Pot Roast with Mushroom Gravy

3-4 pound shoulder roast
¼ cup of canola oil
2 cups of diced carrot
2 cups of chopped yellow onion
¼ cup flour
2 cups sliced mushrooms
1 head of garlic, the cloves peeled and left whole
1 bottle of dry white wine
2 quarts beef stock
2 T dried marjoram
2 T dried thyme

Preheat the oven to 300.

Heat the canola oil in a heavy cast iron or enameled dutch oven. While the oil is heating, rub the roast with salt and pepper.

When the oil is hot, put the roast in the pot and brown on each side, including the ends. When the roast has been seared all over, remove it to a plate. Lower the heat and add the carrots and onions to the pot. Cook, stirring so they don’t stick to the bottom of the pot, for about 5 minutes. Add the mushrooms, garlic and flour to the pot and cook, stirring, for another 5 minutes. Keep scraping the bottom of the pot to get the good brown stuff up and into the mix.

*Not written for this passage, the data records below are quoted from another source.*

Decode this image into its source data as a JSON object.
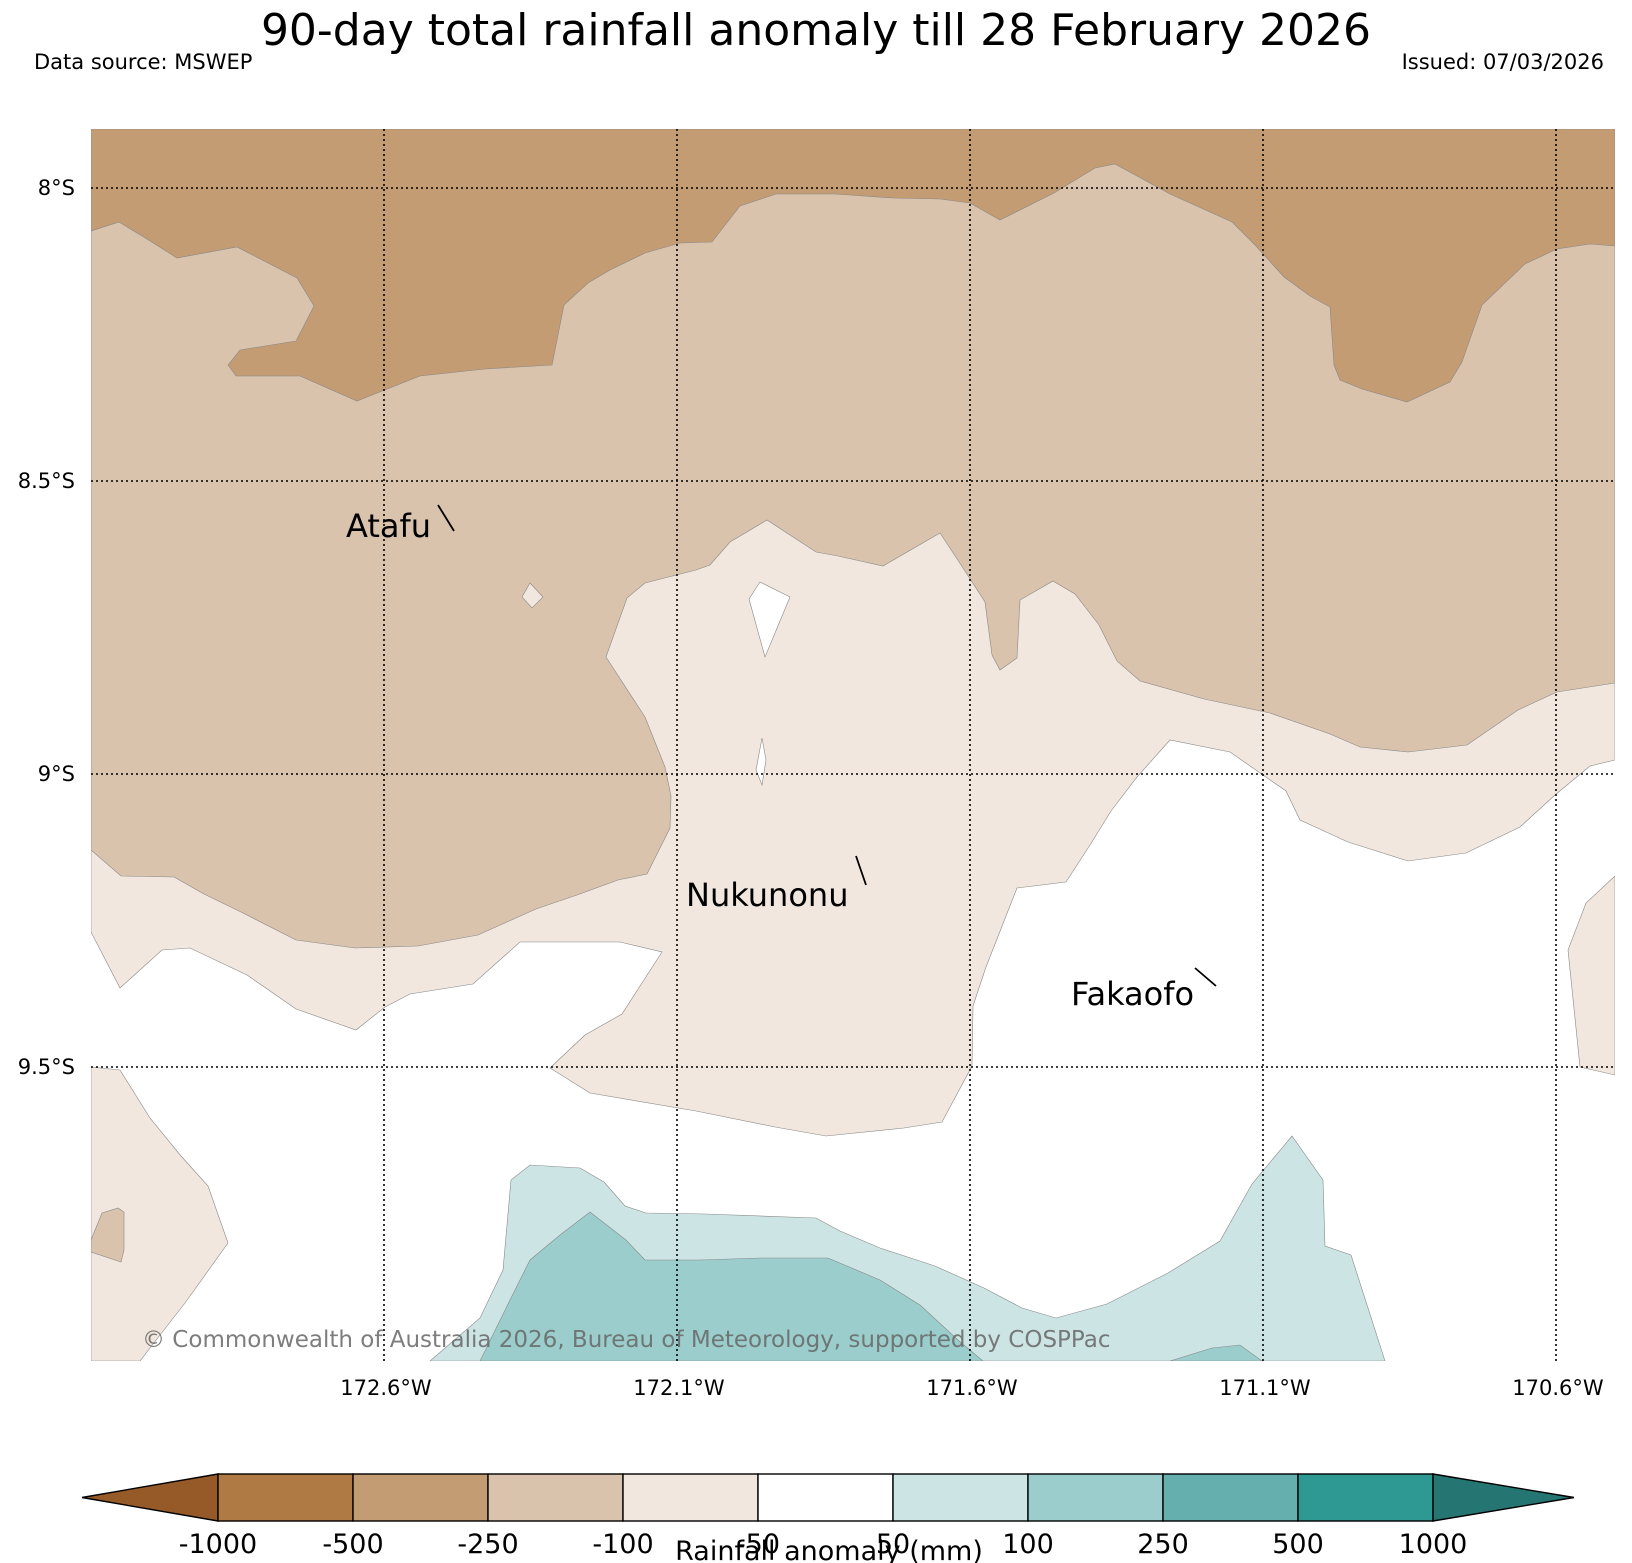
{
  "header": {
    "title": "90-day total rainfall anomaly till 28 February 2026",
    "data_source": "Data source: MSWEP",
    "issued": "Issued: 07/03/2026"
  },
  "map": {
    "lat_labels": [
      "8°S",
      "8.5°S",
      "9°S",
      "9.5°S"
    ],
    "lon_labels": [
      "172.6°W",
      "172.1°W",
      "171.6°W",
      "171.1°W",
      "170.6°W"
    ],
    "places": [
      {
        "name": "Atafu"
      },
      {
        "name": "Nukunonu"
      },
      {
        "name": "Fakaofo"
      }
    ],
    "copyright": "© Commonwealth of Australia 2026, Bureau of Meteorology, supported by COSPPac"
  },
  "colorbar": {
    "title": "Rainfall anomaly (mm)",
    "ticks": [
      "-1000",
      "-500",
      "-250",
      "-100",
      "-50",
      "50",
      "100",
      "250",
      "500",
      "1000"
    ],
    "colors": {
      "lt_-1000": "#955a27",
      "-1000_-500": "#b07a44",
      "-500_-250": "#c49c74",
      "-250_-100": "#dac3ac",
      "-100_-50": "#f1e7de",
      "-50_50": "#ffffff",
      "50_100": "#cce5e4",
      "100_250": "#9bcdcc",
      "250_500": "#65b0ae",
      "500_1000": "#2e9893",
      "gt_1000": "#257573"
    }
  }
}
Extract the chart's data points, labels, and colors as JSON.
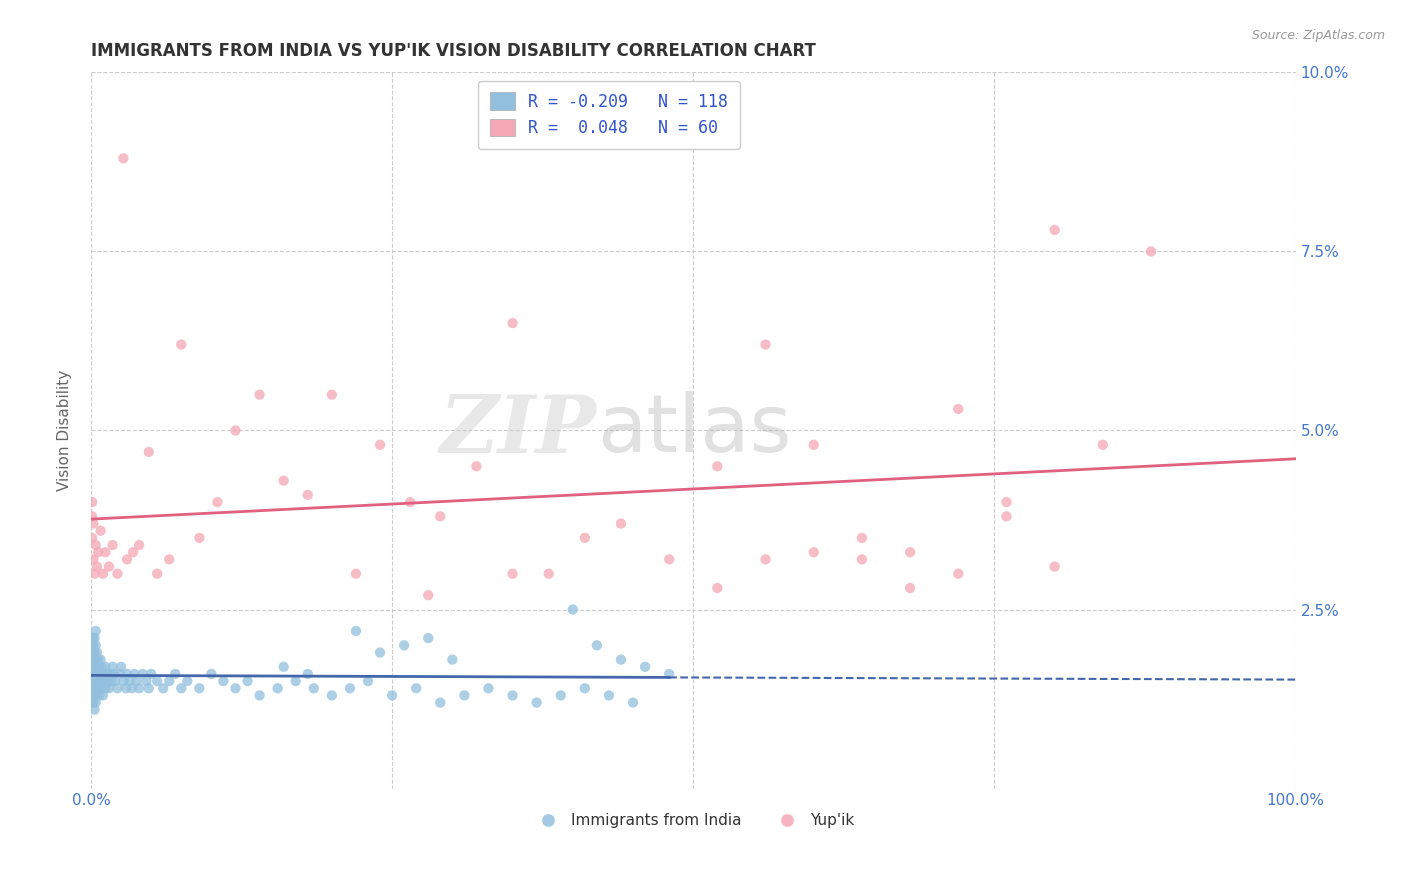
{
  "title": "IMMIGRANTS FROM INDIA VS YUP'IK VISION DISABILITY CORRELATION CHART",
  "source": "Source: ZipAtlas.com",
  "ylabel": "Vision Disability",
  "xlim": [
    0,
    1.0
  ],
  "ylim": [
    0,
    0.1
  ],
  "xticks": [
    0.0,
    0.25,
    0.5,
    0.75,
    1.0
  ],
  "xticklabels": [
    "0.0%",
    "",
    "",
    "",
    "100.0%"
  ],
  "yticks": [
    0.0,
    0.025,
    0.05,
    0.075,
    0.1
  ],
  "yticklabels_right": [
    "",
    "2.5%",
    "5.0%",
    "7.5%",
    "10.0%"
  ],
  "legend_labels": [
    "Immigrants from India",
    "Yup'ik"
  ],
  "legend_r": [
    -0.209,
    0.048
  ],
  "legend_n": [
    118,
    60
  ],
  "blue_color": "#92BFDE",
  "pink_color": "#F4A7B5",
  "blue_line_color": "#4466AA",
  "pink_line_color": "#E06080",
  "watermark_zip": "ZIP",
  "watermark_atlas": "atlas",
  "background_color": "#FFFFFF",
  "grid_color": "#CCCCCC",
  "title_color": "#333333",
  "axis_label_color": "#666666",
  "tick_label_color": "#4477CC",
  "legend_r_color": "#3355CC",
  "blue_scatter_x": [
    0.001,
    0.001,
    0.001,
    0.001,
    0.001,
    0.001,
    0.001,
    0.001,
    0.001,
    0.001,
    0.002,
    0.002,
    0.002,
    0.002,
    0.002,
    0.002,
    0.002,
    0.002,
    0.002,
    0.002,
    0.003,
    0.003,
    0.003,
    0.003,
    0.003,
    0.003,
    0.003,
    0.003,
    0.004,
    0.004,
    0.004,
    0.004,
    0.004,
    0.004,
    0.005,
    0.005,
    0.005,
    0.005,
    0.006,
    0.006,
    0.006,
    0.007,
    0.007,
    0.007,
    0.008,
    0.008,
    0.008,
    0.009,
    0.009,
    0.01,
    0.01,
    0.011,
    0.012,
    0.012,
    0.013,
    0.014,
    0.015,
    0.016,
    0.017,
    0.018,
    0.019,
    0.02,
    0.022,
    0.024,
    0.025,
    0.027,
    0.029,
    0.03,
    0.032,
    0.034,
    0.036,
    0.038,
    0.04,
    0.043,
    0.046,
    0.048,
    0.05,
    0.055,
    0.06,
    0.065,
    0.07,
    0.075,
    0.08,
    0.09,
    0.1,
    0.11,
    0.12,
    0.13,
    0.14,
    0.155,
    0.17,
    0.185,
    0.2,
    0.215,
    0.23,
    0.25,
    0.27,
    0.29,
    0.31,
    0.33,
    0.35,
    0.37,
    0.39,
    0.41,
    0.43,
    0.45,
    0.4,
    0.42,
    0.44,
    0.46,
    0.48,
    0.3,
    0.28,
    0.26,
    0.24,
    0.22,
    0.16,
    0.18
  ],
  "blue_scatter_y": [
    0.018,
    0.016,
    0.014,
    0.013,
    0.012,
    0.015,
    0.017,
    0.019,
    0.021,
    0.02,
    0.012,
    0.014,
    0.015,
    0.016,
    0.018,
    0.019,
    0.02,
    0.013,
    0.017,
    0.021,
    0.011,
    0.013,
    0.015,
    0.016,
    0.018,
    0.019,
    0.021,
    0.017,
    0.012,
    0.014,
    0.016,
    0.018,
    0.02,
    0.022,
    0.013,
    0.015,
    0.017,
    0.019,
    0.014,
    0.016,
    0.018,
    0.013,
    0.015,
    0.017,
    0.014,
    0.016,
    0.018,
    0.015,
    0.017,
    0.013,
    0.016,
    0.015,
    0.014,
    0.017,
    0.016,
    0.015,
    0.014,
    0.016,
    0.015,
    0.017,
    0.016,
    0.015,
    0.014,
    0.016,
    0.017,
    0.015,
    0.014,
    0.016,
    0.015,
    0.014,
    0.016,
    0.015,
    0.014,
    0.016,
    0.015,
    0.014,
    0.016,
    0.015,
    0.014,
    0.015,
    0.016,
    0.014,
    0.015,
    0.014,
    0.016,
    0.015,
    0.014,
    0.015,
    0.013,
    0.014,
    0.015,
    0.014,
    0.013,
    0.014,
    0.015,
    0.013,
    0.014,
    0.012,
    0.013,
    0.014,
    0.013,
    0.012,
    0.013,
    0.014,
    0.013,
    0.012,
    0.025,
    0.02,
    0.018,
    0.017,
    0.016,
    0.018,
    0.021,
    0.02,
    0.019,
    0.022,
    0.017,
    0.016
  ],
  "pink_scatter_x": [
    0.001,
    0.001,
    0.001,
    0.002,
    0.002,
    0.003,
    0.004,
    0.005,
    0.006,
    0.008,
    0.01,
    0.012,
    0.015,
    0.018,
    0.022,
    0.027,
    0.03,
    0.035,
    0.04,
    0.048,
    0.055,
    0.065,
    0.075,
    0.09,
    0.105,
    0.12,
    0.14,
    0.16,
    0.18,
    0.2,
    0.22,
    0.24,
    0.265,
    0.29,
    0.32,
    0.35,
    0.38,
    0.41,
    0.44,
    0.48,
    0.52,
    0.56,
    0.6,
    0.64,
    0.68,
    0.72,
    0.76,
    0.8,
    0.84,
    0.88,
    0.52,
    0.56,
    0.6,
    0.64,
    0.68,
    0.72,
    0.76,
    0.8,
    0.35,
    0.28
  ],
  "pink_scatter_y": [
    0.035,
    0.038,
    0.04,
    0.032,
    0.037,
    0.03,
    0.034,
    0.031,
    0.033,
    0.036,
    0.03,
    0.033,
    0.031,
    0.034,
    0.03,
    0.088,
    0.032,
    0.033,
    0.034,
    0.047,
    0.03,
    0.032,
    0.062,
    0.035,
    0.04,
    0.05,
    0.055,
    0.043,
    0.041,
    0.055,
    0.03,
    0.048,
    0.04,
    0.038,
    0.045,
    0.065,
    0.03,
    0.035,
    0.037,
    0.032,
    0.045,
    0.062,
    0.033,
    0.032,
    0.028,
    0.053,
    0.04,
    0.078,
    0.048,
    0.075,
    0.028,
    0.032,
    0.048,
    0.035,
    0.033,
    0.03,
    0.038,
    0.031,
    0.03,
    0.027
  ]
}
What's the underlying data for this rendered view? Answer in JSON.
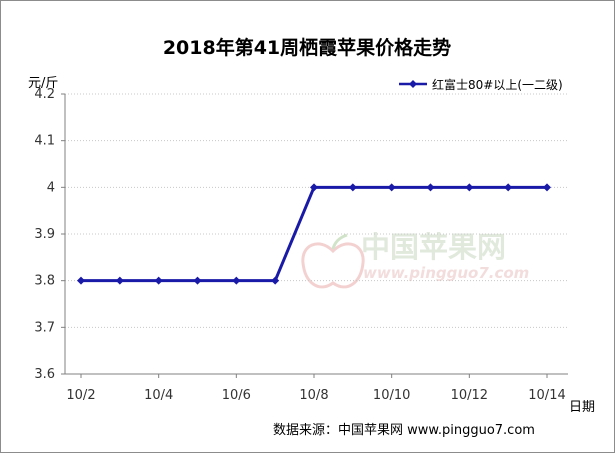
{
  "chart_data": {
    "type": "line",
    "title": "2018年第41周栖霞苹果价格走势",
    "ylabel": "元/斤",
    "xlabel": "日期",
    "ylim": [
      3.6,
      4.2
    ],
    "yticks": [
      "3.6",
      "3.7",
      "3.8",
      "3.9",
      "4",
      "4.1",
      "4.2"
    ],
    "x_tick_labels": [
      "10/2",
      "10/4",
      "10/6",
      "10/8",
      "10/10",
      "10/12",
      "10/14"
    ],
    "x": [
      "10/2",
      "10/3",
      "10/4",
      "10/5",
      "10/6",
      "10/7",
      "10/8",
      "10/9",
      "10/10",
      "10/11",
      "10/12",
      "10/13",
      "10/14"
    ],
    "series": [
      {
        "name": "红富士80#以上(一二级)",
        "color": "#1a1aa8",
        "values": [
          3.8,
          3.8,
          3.8,
          3.8,
          3.8,
          3.8,
          4.0,
          4.0,
          4.0,
          4.0,
          4.0,
          4.0,
          4.0
        ]
      }
    ],
    "grid": true,
    "legend_position": "top-right",
    "watermark": {
      "brand": "中国苹果网",
      "url": "www.pingguo7.com"
    },
    "source": "数据来源：中国苹果网 www.pingguo7.com"
  }
}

Sprinkle in the marjoram and thyme and give it all one more quick stir then pile the vegetables to the sides of the pot to make room for the roast in the middle. With the roast nestled in the vegetable nest, pour in the wine and stock until the roast is submerged. Cover the pot and put it into the oven. Plan on about 45 minutes per pound.  After that time has passed, pull the pot out, remove the lid and test the meat. To do so, plant one fork firmly into the meat. Impale the meat with another fork as deep as you can and give it a twist. If the meat gives and lets you twist the fork, it’s done. If not, give it another half hour and try again.

When the meat is done, remove it to a plate and cover it with foil. Put the pot on a burner over high heat and bring the remaining gravy to a boil to thicken it. If you need additional help bringing it to the right consistency, mix a slurry of milk and flour in a bowl and whisk it into the boiling gravy a little at a time. Until you have the consistency you’re looking for. Taste it and at salt and pepper as needed. (side note about pepper – ounce for ounce, when I’m cooking I probably go through more ground white pepper than black. It adds a completely different dimension than black – warmer, less spicy – and it doesn’t leave lots of little black specks in my food. Give it a try.)

Slice that delicious, tender meat as best you can without it falling apart too much. Thicker is better. Serve each slice on an island of mashed potatoes floating in a moat of gravy. Mashed potatoes with goat cheese are good. Or cheddar. Or cheddar and horseradish. Or garlic. Or. . you get the idea.